Retrieving a Testset by Name
While there's no dedicated function for this, you can easily find a testset by name by filtering the results from ag.testsets.alist():
- Python SDK
import agenta as ag
async def get_testset_by_name(name: str):
"""Helper function to find a testset by name."""
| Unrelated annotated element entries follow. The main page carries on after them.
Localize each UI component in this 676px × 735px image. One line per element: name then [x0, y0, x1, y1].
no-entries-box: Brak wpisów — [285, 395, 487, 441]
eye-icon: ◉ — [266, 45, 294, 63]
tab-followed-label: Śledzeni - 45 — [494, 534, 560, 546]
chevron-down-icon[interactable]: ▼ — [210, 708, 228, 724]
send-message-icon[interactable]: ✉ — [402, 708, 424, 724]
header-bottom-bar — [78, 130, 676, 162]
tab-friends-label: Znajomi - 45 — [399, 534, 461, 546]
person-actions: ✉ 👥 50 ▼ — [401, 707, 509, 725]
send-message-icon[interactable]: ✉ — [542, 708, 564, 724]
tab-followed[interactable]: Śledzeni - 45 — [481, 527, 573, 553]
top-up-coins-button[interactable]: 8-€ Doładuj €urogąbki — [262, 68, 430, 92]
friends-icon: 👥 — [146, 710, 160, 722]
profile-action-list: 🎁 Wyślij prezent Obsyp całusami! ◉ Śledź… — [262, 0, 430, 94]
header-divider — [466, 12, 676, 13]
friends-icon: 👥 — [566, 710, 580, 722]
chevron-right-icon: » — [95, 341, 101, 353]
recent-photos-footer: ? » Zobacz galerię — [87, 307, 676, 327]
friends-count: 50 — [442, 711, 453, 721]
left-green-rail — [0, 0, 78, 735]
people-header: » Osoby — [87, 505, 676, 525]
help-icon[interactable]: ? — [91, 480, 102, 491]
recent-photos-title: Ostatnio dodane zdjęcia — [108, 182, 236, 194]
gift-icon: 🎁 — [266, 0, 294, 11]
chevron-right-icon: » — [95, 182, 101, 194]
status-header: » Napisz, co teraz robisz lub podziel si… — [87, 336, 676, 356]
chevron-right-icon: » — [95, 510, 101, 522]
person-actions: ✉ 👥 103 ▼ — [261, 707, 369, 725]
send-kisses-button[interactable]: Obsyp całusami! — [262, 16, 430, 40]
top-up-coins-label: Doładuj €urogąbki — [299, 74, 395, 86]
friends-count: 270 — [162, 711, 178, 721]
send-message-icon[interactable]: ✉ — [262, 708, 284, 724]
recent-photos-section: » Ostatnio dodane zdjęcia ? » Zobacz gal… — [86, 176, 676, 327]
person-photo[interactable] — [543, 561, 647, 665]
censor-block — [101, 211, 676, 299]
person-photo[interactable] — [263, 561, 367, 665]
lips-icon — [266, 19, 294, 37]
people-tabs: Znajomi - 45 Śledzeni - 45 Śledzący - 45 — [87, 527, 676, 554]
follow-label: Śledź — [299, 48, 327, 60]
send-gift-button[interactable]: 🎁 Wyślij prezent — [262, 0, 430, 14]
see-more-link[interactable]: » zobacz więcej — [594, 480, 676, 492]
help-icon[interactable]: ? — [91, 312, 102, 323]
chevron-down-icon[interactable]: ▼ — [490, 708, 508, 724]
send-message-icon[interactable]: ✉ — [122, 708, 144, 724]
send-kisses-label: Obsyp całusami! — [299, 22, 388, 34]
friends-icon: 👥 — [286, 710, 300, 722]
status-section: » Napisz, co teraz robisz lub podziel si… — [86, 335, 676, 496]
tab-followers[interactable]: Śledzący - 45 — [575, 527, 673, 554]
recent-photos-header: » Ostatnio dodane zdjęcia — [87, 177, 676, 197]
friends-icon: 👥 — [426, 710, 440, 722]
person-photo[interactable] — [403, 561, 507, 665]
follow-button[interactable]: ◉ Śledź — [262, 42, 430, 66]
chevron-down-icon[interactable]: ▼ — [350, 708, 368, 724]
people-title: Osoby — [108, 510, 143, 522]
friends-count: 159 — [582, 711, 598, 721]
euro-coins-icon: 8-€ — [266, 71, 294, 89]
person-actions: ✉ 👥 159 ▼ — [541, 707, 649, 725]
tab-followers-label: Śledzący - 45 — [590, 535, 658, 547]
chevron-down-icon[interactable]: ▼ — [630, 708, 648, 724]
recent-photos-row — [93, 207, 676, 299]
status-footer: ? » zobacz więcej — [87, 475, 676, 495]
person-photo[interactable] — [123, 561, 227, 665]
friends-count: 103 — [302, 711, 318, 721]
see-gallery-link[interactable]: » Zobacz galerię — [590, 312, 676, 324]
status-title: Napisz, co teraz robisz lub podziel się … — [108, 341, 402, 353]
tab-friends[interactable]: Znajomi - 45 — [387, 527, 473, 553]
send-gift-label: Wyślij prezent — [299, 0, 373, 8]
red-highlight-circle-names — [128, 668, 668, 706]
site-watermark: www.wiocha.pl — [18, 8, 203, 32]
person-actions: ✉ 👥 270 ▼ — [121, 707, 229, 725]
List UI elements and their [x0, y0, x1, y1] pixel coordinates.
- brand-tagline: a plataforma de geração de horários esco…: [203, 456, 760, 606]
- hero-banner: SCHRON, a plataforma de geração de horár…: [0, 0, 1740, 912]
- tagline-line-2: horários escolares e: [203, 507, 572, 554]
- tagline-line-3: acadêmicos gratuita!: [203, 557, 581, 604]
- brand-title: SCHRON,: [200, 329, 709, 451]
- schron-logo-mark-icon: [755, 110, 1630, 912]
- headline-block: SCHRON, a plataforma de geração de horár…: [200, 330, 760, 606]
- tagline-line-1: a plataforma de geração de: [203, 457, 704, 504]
testsets = await ag.testsets.alist()
if not testsets:
return None
for testset in testsets:
if testset.name == name:
return testset
return None
# Usage
testset = await get_testset_by_name("Country Capitals")
if testset:
print(f"Found testset: {testset.name} with ID: {testset.id}")
else:
print("Testset not found")
This pattern shows how you can implement your own helper functions to filter and find testsets based on custom criteria. You can extend this to search by tags or other metadata fields.
Working with Test Data
Once you have a testset, you can access the testcases within it:
- Python SDK
import agenta as ag
# Retrieve a testset
testset = await ag.testsets.aretrieve(testset_id=testset_id)
# Access testcases
if testset and testset.data and testset.data.testcases:
for testcase in testset.data.testcases:
print(f"Testcase: {testcase.data}")
# Use testcase.data in your evaluation
Each testcase contains a data field with the dictionary you provided during creation. You can use these testcases directly in your evaluations.